'Francis factor' boosts Catholic Church in US


They called it the "Benedict bounce", when Pope Benedict's visit to the UK prompted an upsurge of goodwilltowards the Catholic Church. Now in the United States, new research shows a similar result following the current Pope's recent visit there.  The "Francis factor" has struck again.

According to a Pew Research Center survey, Pope Francis has generated goodwill towards the Catholic Church across the political spectrum. Liberals, moderates and Democrats are especially likely to say Francis has given them a more positive view of the Church.

More than a quarter of adults in the US have a more positive view of the Church because of Pope Francis. Nearly six-in-ten have not change their minds much. 

Both Catholics and non-Catholics are more likely to say that Francis has had a positive rather than negative impact on their view of the Church.

However there is a clear divide between Democrats and Republicans. Just 27 per cent of Republicans say Pope Francis has positively affected their view of the Church while 10 per cent have a more negative view.

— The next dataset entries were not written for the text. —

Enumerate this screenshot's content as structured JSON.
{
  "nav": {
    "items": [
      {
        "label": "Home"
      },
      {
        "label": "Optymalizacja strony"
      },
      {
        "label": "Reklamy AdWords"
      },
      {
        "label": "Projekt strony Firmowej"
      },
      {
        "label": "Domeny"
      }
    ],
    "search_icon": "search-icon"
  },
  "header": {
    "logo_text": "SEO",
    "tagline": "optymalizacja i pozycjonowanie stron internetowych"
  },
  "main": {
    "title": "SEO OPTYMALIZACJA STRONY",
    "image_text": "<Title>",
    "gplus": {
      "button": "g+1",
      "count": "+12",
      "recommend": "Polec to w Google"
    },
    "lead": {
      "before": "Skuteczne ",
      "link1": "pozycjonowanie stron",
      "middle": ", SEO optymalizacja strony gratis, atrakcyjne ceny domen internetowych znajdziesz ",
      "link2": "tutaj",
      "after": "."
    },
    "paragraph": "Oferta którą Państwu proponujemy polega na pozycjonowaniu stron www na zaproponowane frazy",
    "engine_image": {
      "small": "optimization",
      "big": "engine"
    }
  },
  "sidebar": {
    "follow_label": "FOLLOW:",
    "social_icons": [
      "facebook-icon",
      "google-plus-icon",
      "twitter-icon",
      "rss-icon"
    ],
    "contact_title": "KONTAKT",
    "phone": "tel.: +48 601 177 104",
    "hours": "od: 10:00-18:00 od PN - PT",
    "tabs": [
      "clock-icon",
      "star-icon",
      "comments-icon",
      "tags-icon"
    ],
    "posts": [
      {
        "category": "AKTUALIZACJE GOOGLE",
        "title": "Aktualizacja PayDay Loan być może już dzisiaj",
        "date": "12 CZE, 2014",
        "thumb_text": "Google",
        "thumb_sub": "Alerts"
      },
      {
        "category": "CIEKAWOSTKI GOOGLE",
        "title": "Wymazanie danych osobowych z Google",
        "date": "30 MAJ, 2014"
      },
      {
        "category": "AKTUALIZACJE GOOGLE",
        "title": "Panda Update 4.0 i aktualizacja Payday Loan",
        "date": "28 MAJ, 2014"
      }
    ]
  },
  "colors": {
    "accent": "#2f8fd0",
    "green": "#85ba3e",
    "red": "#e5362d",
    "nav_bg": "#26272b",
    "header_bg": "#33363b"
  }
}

Among Democrts, 35 per cent have a more positive view while just 2 per cent have been influenced more against the Church by the present Pope.

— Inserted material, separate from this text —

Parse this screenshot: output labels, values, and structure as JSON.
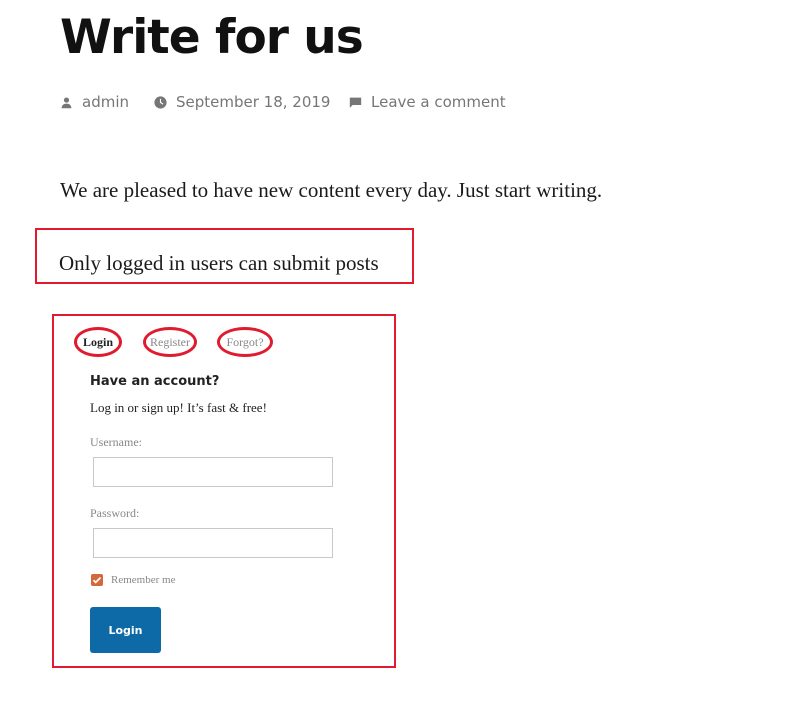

The Francis Factor: positive effects of Pope's visit to USPew Research

The Pope's personal favourability rating is at 68 per cent, up slightly since June, before the visit, when it was at 64 per cent.  In February this year it was as high as 70 per cent.

This overall drop in his personal favourability rating possibly reflects the greater understanding that is emerging of his views. Many Republicans oppose his strong views on poverty and the environment, finding him to be too left-wing for their tastes. Many Democrats, on the other hand, find his conservative moral teaching on issues such as contraception, marriage and homosexuality to be objectionable. In both these areas, however, the Pope stands firmly within orthodox Catholic thought.

It is among non-Catholics that the recent improvement in Francis' favourability rating occurred. Roughly two-thirds of non-Catholics now express a favorable view of Pope Francis, up 7 percentage points since June. Among Catholics it went the other way. Eight-in-ten Catholics surveyed now say they have a favorable view of Pope Francis compared to 86 per cent in June.

Pew Research says Francis' declining favorability rating among Catholics is mainly due to the changing views of regular Mass-goers.